← Back to context

Comment by tstrimple

2 days ago

> Every good Brenda is precisely good because she checks her own work before shipping it. AI does not do this.

A confident statement that's trivial to disprove. I use claude code to build and deploy services on my NAS. I can ask it to spin up a new container on my subdomain and make it available internal only or also available externally. It knows it has access to my Cloudflare API key. It knows I am running rootless podman and my file storage convention. It will create the DNS records for a cloudflared tunnel or just setup DNS on my pihole for internal only resolution. It will check to make sure podman launched the container and it will then try to make an HTTP request to the site to verify that it is up. It will reach for network tools to test both the public and private interfaces. It will check the podman logs for any errors or warnings. If it detects errors, it will attempt to resolve them and is typically successful for the types of services I'm hosting.

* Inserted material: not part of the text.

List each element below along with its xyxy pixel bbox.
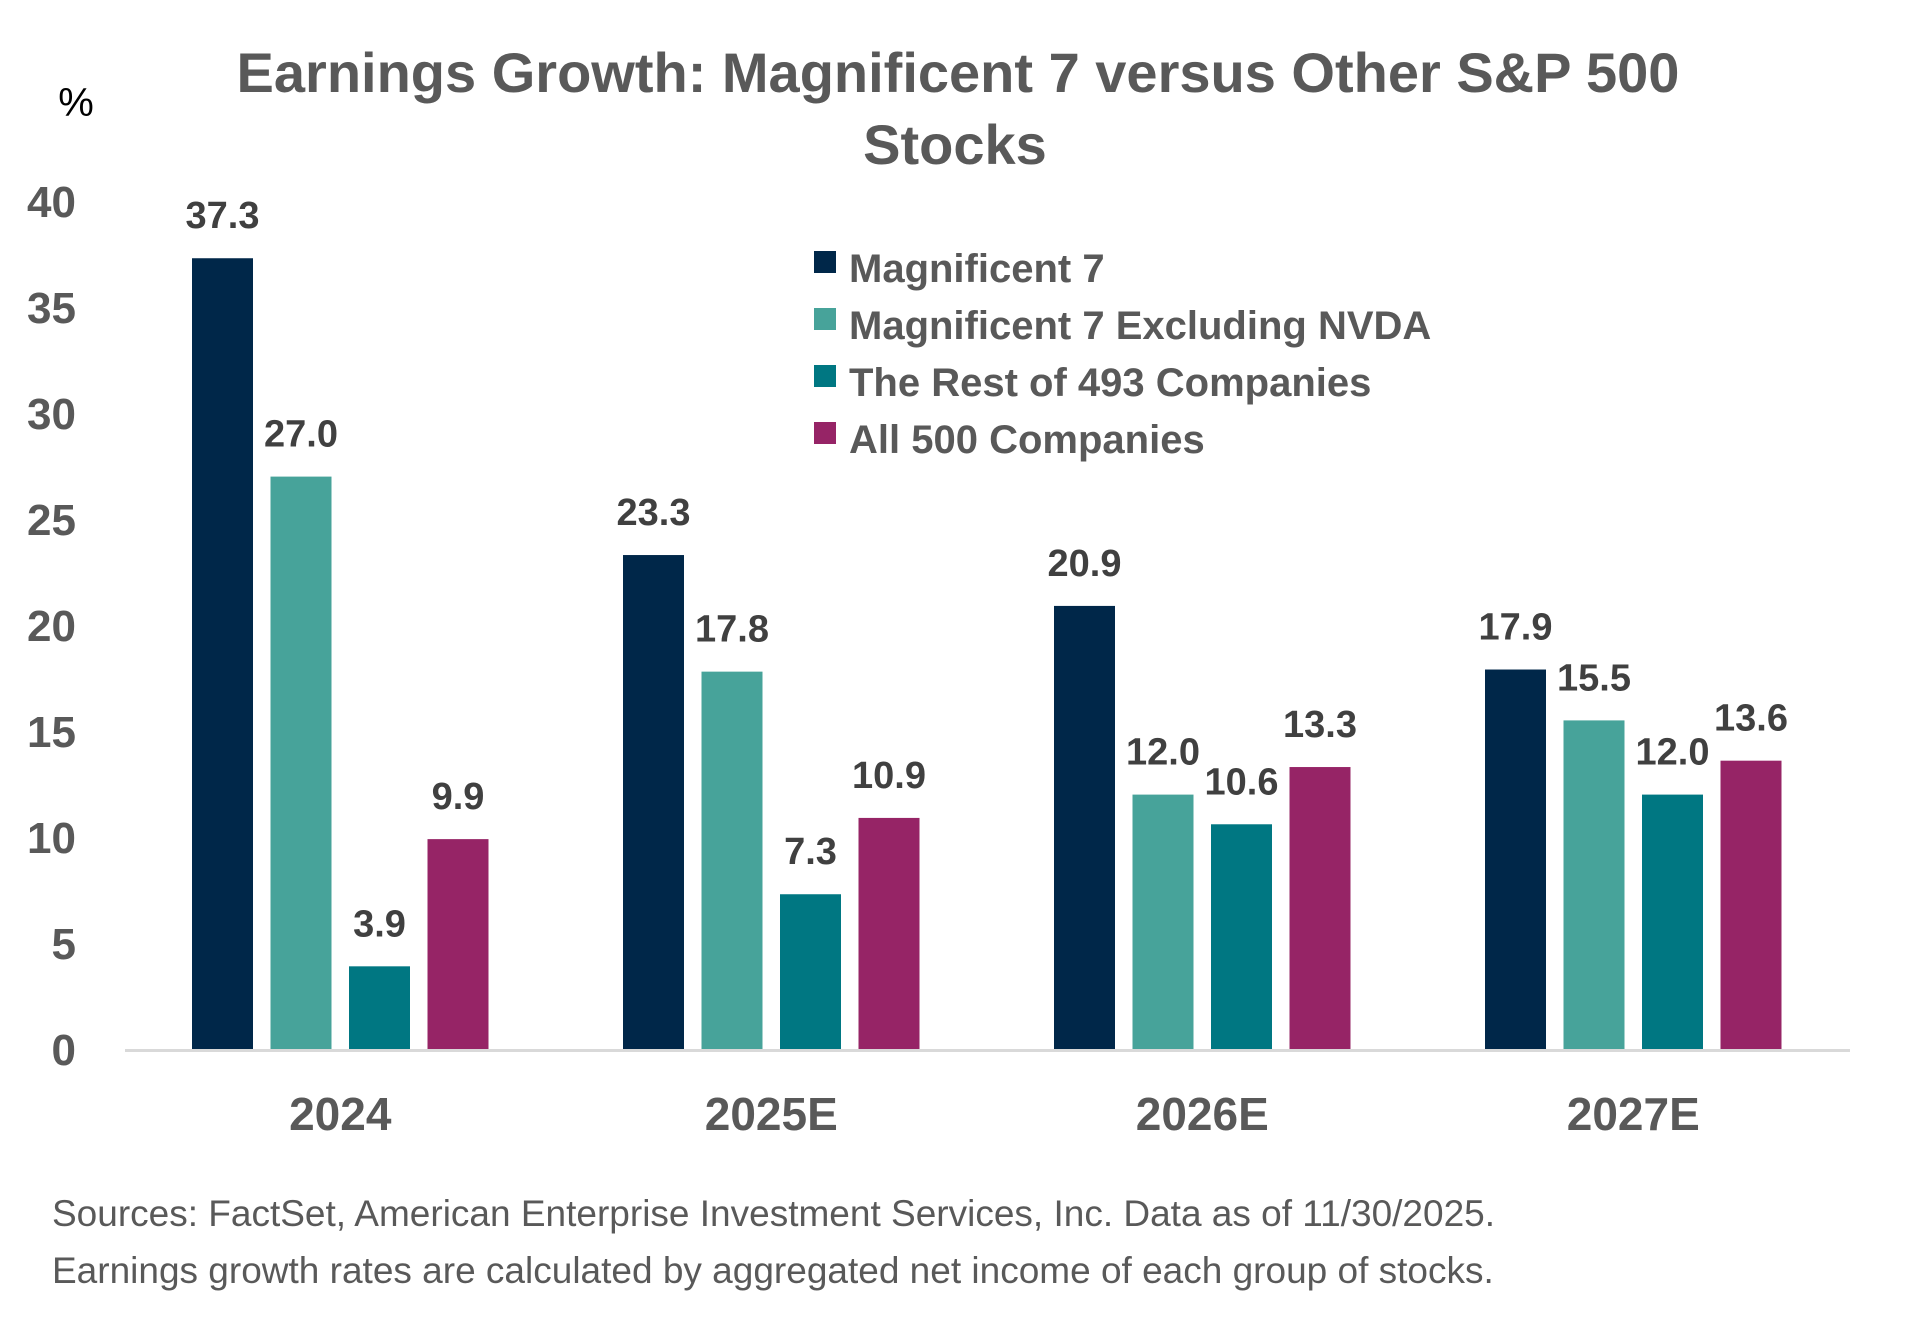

Instructions like: "Setup Jellyfin in a container on the NAS and integrate it with the rest of the *arr stack. I'd like it to be available internally and externally on watch.<domain>.com" have worked extremely well for me. It delivers working and integrated services reliably and does check to see that what it deployed is working all without my explicit prompting.

You’ve switched contexts completely with your strawman. Meaning, you’ve pivot Brenda in finance to some technical/software engineer task. You’ve pointed the conversation specifically at a use case that AI is good at, writing code and solving those problems. The world at large is much more complex than helping you be a 10x engineer. To live up to the hype, it has to do this reliably for every vertical in a majority of situations. It’s not even close to being there.

Also, context equivalent counter examples abound. Just read HN or any tech forum and it’s takes no time to hear people talking about the hallucinations and garbage that AI sometimes generates. The whole vibe coding trend is built on “make this app” then followed by hundreds of “fix this” “fix that” prompts because it doesn’t get much right at first attempt.

  • You're moving goalposts. You claimed "AI" cannot verify results and that's trivially false. Claude code verifies results on a regular basis. You don't have a clue what you're talking about and are just pushing ignorant FUD.

    • It can't with reliability is what I'm saying. I'm not doubting you built one singular use case where it has. When I feed Copilot a PDF contract and ask it what is my monthly minimum I can charge this client and it tells me $1000, I ask it a dozen other questions and it changes it's response but never to the correct value, then when I ask it to cite where it finds that information and it points me to a paragraph that clearly says $1500 - spelled out clear as day, not entangled in a bunch of legalese or anything else - how is that reliable for a Brenda in finance? (this is a real case I tried out)

In the above scenario, if Claude accidentally wipes out your Jellyfin movies, will Claude deal with consequences (ie an unhappy family/friends) or will you?

That exemption from accountability is a massive factor that renders any comparison meaningless.

In a business scenario, a model provider that could assume financial and legal liability for mistakes (as humans need to do) would be massively more expensive.